To end 2016, small-cap stocks were one of the hottest trades, but to start 2017, enthusiasm is waning for smaller stocks and the related exchange traded funds.

For example, the iShares Core S&P Small-Cap ETF (NYSEArca: IJR) and the iShares Russell 2000 ETF (NYSEArca: IWM) are badly lagging large-cap benchmarks.

In fact, IJR has traded slightly lower to start 2017 while IWM is up barely more than half a percent. Some analysts are concerned small-caps could see more near-term downside.

“he lag is due in part to waning enthusiasm around the prospect of such tax cuts being implemented this year, as health-care reform and defense spending have appeared to move to the fore over tax policy, said Erin Gibbs, S&P Global’s equity chief investment officer,” reports CNBC.

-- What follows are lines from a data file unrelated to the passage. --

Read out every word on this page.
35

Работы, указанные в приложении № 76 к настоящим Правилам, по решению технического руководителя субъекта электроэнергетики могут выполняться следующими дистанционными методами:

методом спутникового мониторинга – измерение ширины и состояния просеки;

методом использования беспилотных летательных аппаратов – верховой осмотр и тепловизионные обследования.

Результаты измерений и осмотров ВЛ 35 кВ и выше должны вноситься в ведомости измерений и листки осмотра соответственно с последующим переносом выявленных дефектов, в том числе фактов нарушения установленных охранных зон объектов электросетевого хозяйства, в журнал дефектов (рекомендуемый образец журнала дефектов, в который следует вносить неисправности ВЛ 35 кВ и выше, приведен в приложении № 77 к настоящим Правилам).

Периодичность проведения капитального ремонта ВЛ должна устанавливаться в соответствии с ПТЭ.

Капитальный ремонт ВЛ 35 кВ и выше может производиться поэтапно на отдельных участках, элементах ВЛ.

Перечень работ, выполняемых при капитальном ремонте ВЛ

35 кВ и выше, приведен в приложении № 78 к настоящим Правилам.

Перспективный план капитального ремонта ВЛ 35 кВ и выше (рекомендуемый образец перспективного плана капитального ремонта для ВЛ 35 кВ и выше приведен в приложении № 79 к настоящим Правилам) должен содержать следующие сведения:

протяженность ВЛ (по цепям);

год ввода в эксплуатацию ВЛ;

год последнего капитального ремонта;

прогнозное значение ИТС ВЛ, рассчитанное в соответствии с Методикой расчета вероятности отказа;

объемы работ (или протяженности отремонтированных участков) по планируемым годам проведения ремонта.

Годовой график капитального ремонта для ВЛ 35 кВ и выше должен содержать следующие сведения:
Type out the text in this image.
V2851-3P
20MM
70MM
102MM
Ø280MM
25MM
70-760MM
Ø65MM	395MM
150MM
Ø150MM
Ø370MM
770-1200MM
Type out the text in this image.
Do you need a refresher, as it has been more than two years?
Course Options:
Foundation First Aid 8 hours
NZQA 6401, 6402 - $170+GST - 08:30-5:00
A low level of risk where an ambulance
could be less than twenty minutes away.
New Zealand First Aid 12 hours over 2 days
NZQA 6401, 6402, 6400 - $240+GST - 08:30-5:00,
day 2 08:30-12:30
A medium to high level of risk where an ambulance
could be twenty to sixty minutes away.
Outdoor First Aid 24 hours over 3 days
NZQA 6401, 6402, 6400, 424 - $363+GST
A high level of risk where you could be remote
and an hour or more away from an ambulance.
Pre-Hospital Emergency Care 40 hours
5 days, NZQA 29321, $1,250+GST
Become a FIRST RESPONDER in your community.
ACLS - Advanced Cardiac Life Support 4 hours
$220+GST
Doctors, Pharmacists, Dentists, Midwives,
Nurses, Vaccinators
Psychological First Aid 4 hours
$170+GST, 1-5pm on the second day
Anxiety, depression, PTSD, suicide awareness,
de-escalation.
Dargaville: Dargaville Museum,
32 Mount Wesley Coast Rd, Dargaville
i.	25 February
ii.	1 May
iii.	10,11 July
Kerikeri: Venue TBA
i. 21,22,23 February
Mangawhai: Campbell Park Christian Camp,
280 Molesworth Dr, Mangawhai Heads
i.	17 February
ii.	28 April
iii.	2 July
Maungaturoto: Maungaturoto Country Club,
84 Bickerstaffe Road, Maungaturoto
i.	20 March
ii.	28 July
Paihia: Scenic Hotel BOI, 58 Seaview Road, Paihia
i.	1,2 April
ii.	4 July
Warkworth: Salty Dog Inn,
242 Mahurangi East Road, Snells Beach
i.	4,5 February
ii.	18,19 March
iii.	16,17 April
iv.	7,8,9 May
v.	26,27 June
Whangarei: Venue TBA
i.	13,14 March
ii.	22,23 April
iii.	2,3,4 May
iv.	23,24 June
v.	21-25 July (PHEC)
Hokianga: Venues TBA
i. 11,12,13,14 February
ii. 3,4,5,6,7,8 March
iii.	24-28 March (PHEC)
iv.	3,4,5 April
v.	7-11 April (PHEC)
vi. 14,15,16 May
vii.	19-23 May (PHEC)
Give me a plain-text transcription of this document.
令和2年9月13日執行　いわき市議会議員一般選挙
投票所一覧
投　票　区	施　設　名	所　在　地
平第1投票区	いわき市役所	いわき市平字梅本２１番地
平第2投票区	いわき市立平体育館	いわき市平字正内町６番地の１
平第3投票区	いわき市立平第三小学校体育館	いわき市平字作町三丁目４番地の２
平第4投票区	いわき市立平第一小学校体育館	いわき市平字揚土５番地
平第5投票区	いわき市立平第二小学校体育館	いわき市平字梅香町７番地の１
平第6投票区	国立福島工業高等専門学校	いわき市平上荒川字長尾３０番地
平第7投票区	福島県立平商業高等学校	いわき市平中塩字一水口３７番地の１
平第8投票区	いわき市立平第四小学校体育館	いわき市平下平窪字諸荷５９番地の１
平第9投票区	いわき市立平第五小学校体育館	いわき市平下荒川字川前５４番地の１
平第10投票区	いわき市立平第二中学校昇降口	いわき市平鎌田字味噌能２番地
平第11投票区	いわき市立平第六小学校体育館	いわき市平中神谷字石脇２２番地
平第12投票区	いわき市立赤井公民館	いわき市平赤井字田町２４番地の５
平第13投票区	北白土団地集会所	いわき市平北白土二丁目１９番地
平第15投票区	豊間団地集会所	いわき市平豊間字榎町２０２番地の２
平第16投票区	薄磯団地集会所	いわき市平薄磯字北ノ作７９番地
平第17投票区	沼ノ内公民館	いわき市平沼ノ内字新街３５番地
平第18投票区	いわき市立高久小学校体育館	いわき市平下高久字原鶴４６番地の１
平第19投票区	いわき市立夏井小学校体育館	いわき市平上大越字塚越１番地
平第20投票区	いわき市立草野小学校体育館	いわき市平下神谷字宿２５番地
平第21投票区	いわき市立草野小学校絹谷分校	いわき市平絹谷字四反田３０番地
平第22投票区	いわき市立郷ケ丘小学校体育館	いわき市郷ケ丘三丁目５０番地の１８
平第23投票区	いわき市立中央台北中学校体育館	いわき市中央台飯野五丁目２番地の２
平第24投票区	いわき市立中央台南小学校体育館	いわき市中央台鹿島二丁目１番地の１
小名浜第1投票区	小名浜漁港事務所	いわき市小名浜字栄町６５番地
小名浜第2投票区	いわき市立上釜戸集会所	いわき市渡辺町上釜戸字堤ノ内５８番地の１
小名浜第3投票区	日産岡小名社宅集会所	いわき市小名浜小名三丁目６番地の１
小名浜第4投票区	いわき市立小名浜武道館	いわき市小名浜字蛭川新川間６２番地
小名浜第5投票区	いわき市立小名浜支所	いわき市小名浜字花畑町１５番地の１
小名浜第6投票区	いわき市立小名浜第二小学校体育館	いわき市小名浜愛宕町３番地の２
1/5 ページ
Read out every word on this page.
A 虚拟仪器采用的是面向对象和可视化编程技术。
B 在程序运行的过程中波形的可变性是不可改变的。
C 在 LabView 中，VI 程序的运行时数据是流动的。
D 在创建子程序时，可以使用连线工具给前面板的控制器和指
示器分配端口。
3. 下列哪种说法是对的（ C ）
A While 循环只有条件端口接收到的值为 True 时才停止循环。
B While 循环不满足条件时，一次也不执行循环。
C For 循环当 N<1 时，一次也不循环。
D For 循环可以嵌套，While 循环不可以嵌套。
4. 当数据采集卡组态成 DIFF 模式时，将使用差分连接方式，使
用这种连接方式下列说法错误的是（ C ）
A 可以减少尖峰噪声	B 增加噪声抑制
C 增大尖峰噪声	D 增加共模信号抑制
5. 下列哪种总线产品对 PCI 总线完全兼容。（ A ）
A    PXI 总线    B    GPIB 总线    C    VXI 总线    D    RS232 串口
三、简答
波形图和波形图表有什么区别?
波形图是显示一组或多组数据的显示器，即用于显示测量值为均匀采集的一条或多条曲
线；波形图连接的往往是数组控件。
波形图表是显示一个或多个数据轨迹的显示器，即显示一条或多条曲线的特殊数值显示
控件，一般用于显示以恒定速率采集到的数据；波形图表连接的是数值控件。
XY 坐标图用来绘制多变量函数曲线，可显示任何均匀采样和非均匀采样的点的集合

Small-caps, though, can still navigate through a slowly rising rate environment. Smaller companies, which focus on U.S. markets, are less exposed to a stronger U.S. dollar as rates rise, which would more negatively affect larger corporations with a global footprint. Additionally, periods of rising rates also coincide with expanding economies, which often benefit smaller companies.

Small-caps are also focused on the domestic economy and have less direct exposure to global geopolitical uncertainty and currency risks, as opposed to large-cap companies that have an international footprint, which may be affected by overseas risks and a strengthening U.S. dollar.

Following Election Day, investors flocked to IWM, IJR and rival small-cap ETFs as markets priced in President Donald Trump’s “America First” mantra that would help domestically-oriented companies led the next leg in economic growth.

Expansionary fiscal policies have fueled inflation expectations, which have in turn raised bets on a Federal Reserve interest rate hike and strengthened the U.S. dollar. Consequently, with a stronger U.S. dollar, large-cap stocks may underperform as many large exporters find it harder to sell goods to foreign markets.

Jonathan Krinsky, chief market technician at MKM Partners, “noted that a buying opportunity could be near given its oversold conditions. In measuring market breadth — the number of stocks pulling back relative to the number of stocks advancing — small caps appear to be their most oversold since January 2016, he said,” reports CNBC.

Flows to big small-cap ETFs are mixed to start 2017 as IWM has bled $2.92 billion while IJR has seen $3.2 billion in inflows.